Cosa si intende per “ricorso generico” secondo la Corte?
Per ricorso generico si intende un’impugnazione che manca di correlazione tra le proprie argomentazioni e quelle della decisione che si contesta. In pratica, non critica puntualmente la motivazione del giudice, ma si limita a ripetere tesi già esposte e disattese.
Quali sono state le conseguenze economiche per il ricorrente?
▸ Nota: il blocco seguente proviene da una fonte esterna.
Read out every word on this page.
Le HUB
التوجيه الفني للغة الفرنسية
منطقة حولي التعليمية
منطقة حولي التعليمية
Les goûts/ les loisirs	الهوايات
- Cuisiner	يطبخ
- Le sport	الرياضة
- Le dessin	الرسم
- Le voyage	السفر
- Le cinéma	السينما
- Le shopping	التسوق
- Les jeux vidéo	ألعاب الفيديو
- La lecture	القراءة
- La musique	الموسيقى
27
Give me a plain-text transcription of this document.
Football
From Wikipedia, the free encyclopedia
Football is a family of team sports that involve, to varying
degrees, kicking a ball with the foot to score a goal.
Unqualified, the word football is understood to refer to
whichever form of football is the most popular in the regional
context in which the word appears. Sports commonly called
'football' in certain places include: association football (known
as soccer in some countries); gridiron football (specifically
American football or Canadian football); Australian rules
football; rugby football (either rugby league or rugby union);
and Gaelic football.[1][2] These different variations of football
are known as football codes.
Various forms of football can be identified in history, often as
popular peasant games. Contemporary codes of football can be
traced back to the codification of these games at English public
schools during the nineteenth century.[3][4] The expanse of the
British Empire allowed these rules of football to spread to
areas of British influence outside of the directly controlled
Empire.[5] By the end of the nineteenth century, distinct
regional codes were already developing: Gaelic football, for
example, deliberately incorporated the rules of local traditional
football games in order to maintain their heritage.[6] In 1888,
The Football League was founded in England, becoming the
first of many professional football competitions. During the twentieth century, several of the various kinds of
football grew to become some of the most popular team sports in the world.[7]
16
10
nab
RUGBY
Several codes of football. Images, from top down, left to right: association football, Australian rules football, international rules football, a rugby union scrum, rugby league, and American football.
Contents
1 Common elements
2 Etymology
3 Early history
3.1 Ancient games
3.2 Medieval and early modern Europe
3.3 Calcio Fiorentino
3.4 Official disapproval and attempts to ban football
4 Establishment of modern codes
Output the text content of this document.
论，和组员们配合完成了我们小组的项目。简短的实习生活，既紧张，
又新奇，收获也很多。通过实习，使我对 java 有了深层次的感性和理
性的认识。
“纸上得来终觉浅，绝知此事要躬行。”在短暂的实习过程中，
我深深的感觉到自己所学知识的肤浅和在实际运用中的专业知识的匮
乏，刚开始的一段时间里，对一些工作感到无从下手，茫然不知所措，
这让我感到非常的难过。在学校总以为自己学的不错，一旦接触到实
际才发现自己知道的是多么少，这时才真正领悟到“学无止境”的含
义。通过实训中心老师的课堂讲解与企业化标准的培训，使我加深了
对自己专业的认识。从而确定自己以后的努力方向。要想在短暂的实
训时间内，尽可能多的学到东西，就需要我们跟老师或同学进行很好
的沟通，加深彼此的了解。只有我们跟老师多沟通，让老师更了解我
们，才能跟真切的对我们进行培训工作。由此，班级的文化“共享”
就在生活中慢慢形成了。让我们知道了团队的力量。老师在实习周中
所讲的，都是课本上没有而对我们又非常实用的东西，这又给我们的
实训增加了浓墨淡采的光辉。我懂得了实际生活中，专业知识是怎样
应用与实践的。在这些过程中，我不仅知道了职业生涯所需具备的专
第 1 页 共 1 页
Oltre alla conferma della condanna, il ricorrente è stato condannato al pagamento delle spese processuali e al versamento di una somma di tremila euro in favore della Cassa delle ammende.
Testo del provvedimento
Ordinanza di Cassazione Penale Sez. 7 Num. 47443 Anno 2023
Penale Ord. Sez. 7 Num. 47443 Anno 2023
Presidente: COGNOME NOME
Relatore: COGNOME
Data Udienza: 10/10/2023
ORDINANZA
sul ricorso proposto da:
LO MONACO NOME NOME a CASTELVETRANO il DATA_NASCITA
avverso la sentenza del 14/04/2022 della CORTE APPELLO di PALERMO
dato avviso alle parti;
udita la relazione svolta dal Consigliere NOME COGNOME;
RITENUTO IN FATTO E CONSIDERATO IN DIRITTO
Letto il ricorso di NOME COGNOME;
ritenuto che i motivi di ricorso, che contestano il vizio motivazionale in punto di prova ai sensi dell’art. 192 cod. proc. pen. in relazione alla colpevolezza dell’imputato ex art. 648 cod. pen., con specifico riguardo alla c credibilità del teste COGNOME, e l’erronea applicazione della legge penale in relazione all’art. 62-bis cod pen., sono generici poiché fondati su argomenti che ripropongono le stesse ragioni già discusse e disattese dal giudice del gravame e, pertanto, non specifici (si vedano, in particolare, pagg. 2 e 3 della sentenza impugnata sul compendio probatorio a carico del ricorrente e pagg. 4 e 5 sul motivato diniego delle circostanze attenuanti generiche);
che, invero, la mancanza di specificità del motivo, dalla quale, a mente dell’art. 591 comma 1 lett. c), deriva l’inammissibilità, si desume dalla mancanza di correlazione tra le ragioni argomentate dalla decisione impugnata e quelle poste a fondamento dell’impugnazione;
rilevato, pertanto, che il ricorso deve essere dichiarato inammissibile con condanna del ricorrente al pagamento delle spese processuali e della somma di euro tremila in favore della Cassa delle ammende.
P.Q.NII.
Dichiara inammissibile il ricorso e condanna il ricorrente al pagamento delle spese processuali e della somma di euro tremila in favore della Cassa delle ammende.